Pretty interesting, wouldn't you say? /Ernie Rogers
Yahoo! Groups
At 300,000-mile mark, SF's hybrid taxis have proved their worth
(It's not just batteries - check out the brake durability below)
Fri May 1, 2009
Published Monday, March 30, 2009, by the Los Angeles Times
"San Francisco's first 15 hybrid taxis, all Ford Escapes, have made it to about the 300,000-mile mark -- nearing the city's official taxi retirement age -- and are being taken off the road. Their longevity shows that hybrid technology is more durable than previously imagined; they also have saved drivers about $9,000 a year, depending on gas prices and number of shifts driven.
Today, 14% of San Francisco's 1,438 taxis are hybrids. Fifteen percent of New York's 13,237 cabs are, according to a spokesman for the city's Taxi and Limousine Commission, which just passed a hybrid incentive plan.
The Ford Escape is the first American hybrid. When it was unveiled five years ago, customers feared that the batteries wouldn't last and would be expensive to replace, said Gil Portalatin, hybrid systems application manager at Ford Motor Co.
San Francisco's experience, he said, showed that "these things are tougher than nails. ... We warranty the batteries for 150,000 miles and here you have cabs going out of service at 300,000 -- because that's the law, not because the cab's used up."
The retiring hybrid cabs also have shown that, even on San Francisco's notorious hills, the regenerative brake system's brake pads last far longer than nonhybrid brakes.

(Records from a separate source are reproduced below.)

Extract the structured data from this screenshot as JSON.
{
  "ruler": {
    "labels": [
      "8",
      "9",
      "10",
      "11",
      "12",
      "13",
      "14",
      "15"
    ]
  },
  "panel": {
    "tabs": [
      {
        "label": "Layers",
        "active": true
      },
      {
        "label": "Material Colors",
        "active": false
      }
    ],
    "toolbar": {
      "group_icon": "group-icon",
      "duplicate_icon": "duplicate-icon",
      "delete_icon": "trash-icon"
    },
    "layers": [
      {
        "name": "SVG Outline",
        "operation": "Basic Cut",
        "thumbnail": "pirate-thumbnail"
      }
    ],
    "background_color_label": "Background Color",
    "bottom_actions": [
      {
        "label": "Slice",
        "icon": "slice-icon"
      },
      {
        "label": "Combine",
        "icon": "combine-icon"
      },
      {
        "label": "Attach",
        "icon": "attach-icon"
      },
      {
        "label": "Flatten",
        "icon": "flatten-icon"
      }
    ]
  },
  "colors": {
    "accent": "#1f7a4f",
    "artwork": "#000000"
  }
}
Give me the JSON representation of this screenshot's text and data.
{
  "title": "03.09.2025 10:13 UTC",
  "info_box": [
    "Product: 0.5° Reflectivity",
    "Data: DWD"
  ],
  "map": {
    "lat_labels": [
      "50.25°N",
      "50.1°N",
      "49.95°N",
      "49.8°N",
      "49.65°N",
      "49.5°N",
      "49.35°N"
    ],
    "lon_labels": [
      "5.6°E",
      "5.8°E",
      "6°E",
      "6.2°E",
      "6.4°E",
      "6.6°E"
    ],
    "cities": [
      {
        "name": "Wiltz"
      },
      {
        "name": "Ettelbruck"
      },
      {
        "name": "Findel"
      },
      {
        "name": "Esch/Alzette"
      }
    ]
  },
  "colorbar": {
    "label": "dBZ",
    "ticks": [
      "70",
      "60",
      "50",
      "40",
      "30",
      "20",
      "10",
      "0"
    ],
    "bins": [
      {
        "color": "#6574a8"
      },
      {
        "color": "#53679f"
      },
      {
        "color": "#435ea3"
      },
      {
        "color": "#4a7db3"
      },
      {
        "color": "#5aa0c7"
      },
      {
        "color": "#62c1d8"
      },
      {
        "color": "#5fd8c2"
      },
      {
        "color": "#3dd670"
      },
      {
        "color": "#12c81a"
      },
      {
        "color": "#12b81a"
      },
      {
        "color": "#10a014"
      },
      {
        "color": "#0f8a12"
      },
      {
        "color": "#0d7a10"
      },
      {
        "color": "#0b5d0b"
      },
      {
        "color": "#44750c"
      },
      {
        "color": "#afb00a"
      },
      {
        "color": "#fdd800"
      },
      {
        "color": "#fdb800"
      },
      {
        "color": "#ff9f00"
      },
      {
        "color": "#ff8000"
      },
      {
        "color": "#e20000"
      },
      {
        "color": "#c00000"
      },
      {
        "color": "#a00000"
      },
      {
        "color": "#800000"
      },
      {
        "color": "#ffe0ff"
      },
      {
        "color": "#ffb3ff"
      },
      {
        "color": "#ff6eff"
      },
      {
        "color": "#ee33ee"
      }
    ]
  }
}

With a regenerative braking system, brake pads are not used to slow the car in stop-and-go traffic. Instead, when the brake pedal is depressed, it sends a signal to the electric motor, which slows the vehicle and also charges the car's high-voltage battery. The brake pads are used only at the very end of the stopping cycle.
Yellow Cab is awaiting the arrival of 10 new Ford Fusion sedans, which promise even better gas mileage than the Escapes.